試作品が完成した後にテディの帽子を作ってくれるそうだ。
「はっはっは!そう言われると照れるのう!」
「さっきもね、レストランでコトコさんのくつをはいたぬいぐるみさんをみかけたよ!」
「へぇ、それは嬉しいね!」
中のクリームが口の周りにつかないようシュークリームを半分に割って食べながら、夢野さんはテディの言葉に嬉しそうに反応する。
真宙くんも三個目のシュークリームを手に取りながら
「俺もこの前備品の買い出し中に見かけたよ。販売初日に完売したあのブーツ、テディより賢そうなクマのぬいぐるみが履いてたわ」
とテディのことをからかうように言った。
「ぼくよりかしこそうってのはよけいだけど、みんなコトコさんのくつがだいすきなんだねぇ!すごいねー!」
「一度でもワタシの靴を履いたら他の靴は履けなくなるんじゃよ」
猫舌だからと、みんなが飲んでいる温かい紅茶ではなくアイスティーを飲みながらコトコさんは誇らしげな顔をした。

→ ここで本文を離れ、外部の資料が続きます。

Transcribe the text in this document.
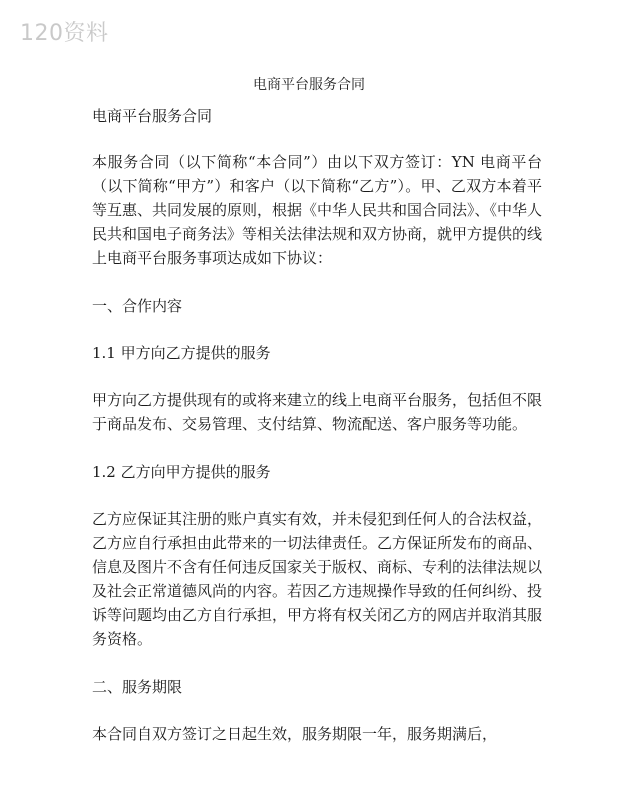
120资料
电商平台服务合同

电商平台服务合同

本服务合同（以下简称“本合同”）由以下双方签订：YN 电商平台（以下简称“甲方”）和客户（以下简称“乙方”）。甲、乙双方本着平等互惠、共同发展的原则，根据《中华人民共和国合同法》、《中华人民共和国电子商务法》等相关法律法规和双方协商，就甲方提供的线上电商平台服务事项达成如下协议：

一、合作内容

1.1 甲方向乙方提供的服务

甲方向乙方提供现有的或将来建立的线上电商平台服务，包括但不限于商品发布、交易管理、支付结算、物流配送、客户服务等功能。

1.2 乙方向甲方提供的服务

乙方应保证其注册的账户真实有效，并未侵犯到任何人的合法权益，乙方应自行承担由此带来的一切法律责任。乙方保证所发布的商品、信息及图片不含有任何违反国家关于版权、商标、专利的法律法规以及社会正常道德风尚的内容。若因乙方违规操作导致的任何纠纷、投诉等问题均由乙方自行承担，甲方将有权关闭乙方的网店并取消其服务资格。

二、服务期限

本合同自双方签订之日起生效，服务期限一年，服务期满后，
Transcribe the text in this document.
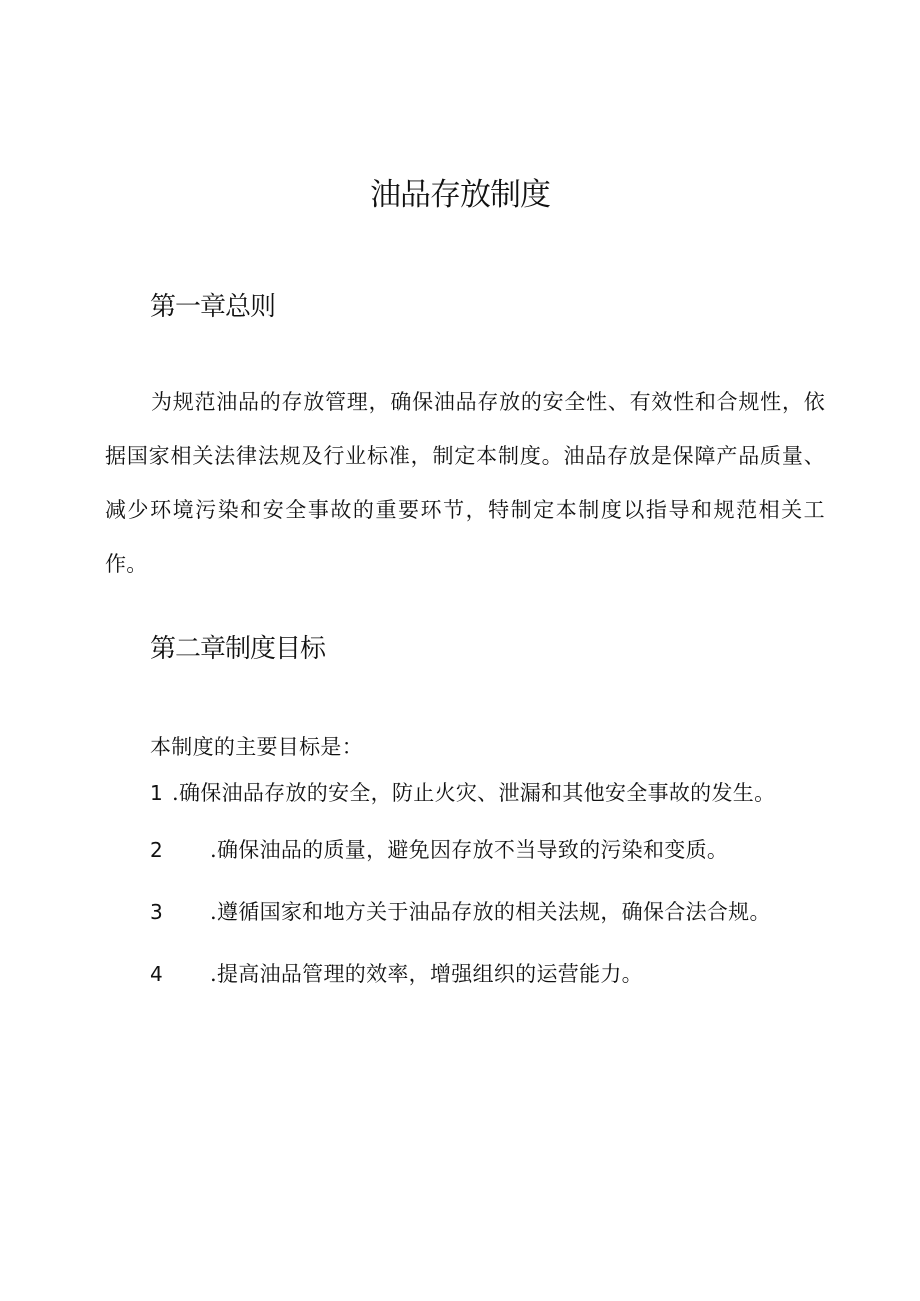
油品存放制度
第一章总则

为规范油品的存放管理，确保油品存放的安全性、有效性和合规性，依据国家相关法律法规及行业标准，制定本制度。油品存放是保障产品质量、减少环境污染和安全事故的重要环节，特制定本制度以指导和规范相关工作。

第二章制度目标

本制度的主要目标是：

1 .确保油品存放的安全，防止火灾、泄漏和其他安全事故的发生。

2 .确保油品的质量，避免因存放不当导致的污染和变质。

3 .遵循国家和地方关于油品存放的相关法规，确保合法合规。

4 .提高油品管理的效率，增强组织的运营能力。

「コトコさんはすごいひとで、やさしくて、シュークリームもくれて…ぼく、今日でコトコさんのこといっきにだいすきになったよー!」
コトコさんは一段と大きく笑うとテディの身体を自分の方に向ける。
「そうかそうか!ワタシもテディが大好きじゃよ!」
「えへへー!だからね、ぼく、コトコさんがこまってたら、たすけてあげるからねー!」
テディのこの言葉に、コトコさんはそれまで浮かべていた笑みを消し、真顔になった。
何か困り事を思い出し、悩んでいるようにも見える。
その表情に気が付いた夢野さんは、口に入れたシュークリームを紅茶で一気に流し込みとコトコさんに尋ねる。
「何か困り事があるんですか?」
コトコさんは言うべきか言うまいか悩んだ様子を見せた後「うむ…」とうつむき、やがて顔を上げ
「ワタシではなくワタシの大切な友人が悩んでおってな...手助けしてやってくれるか?」
そう、真剣な表情で夢野さんを見た。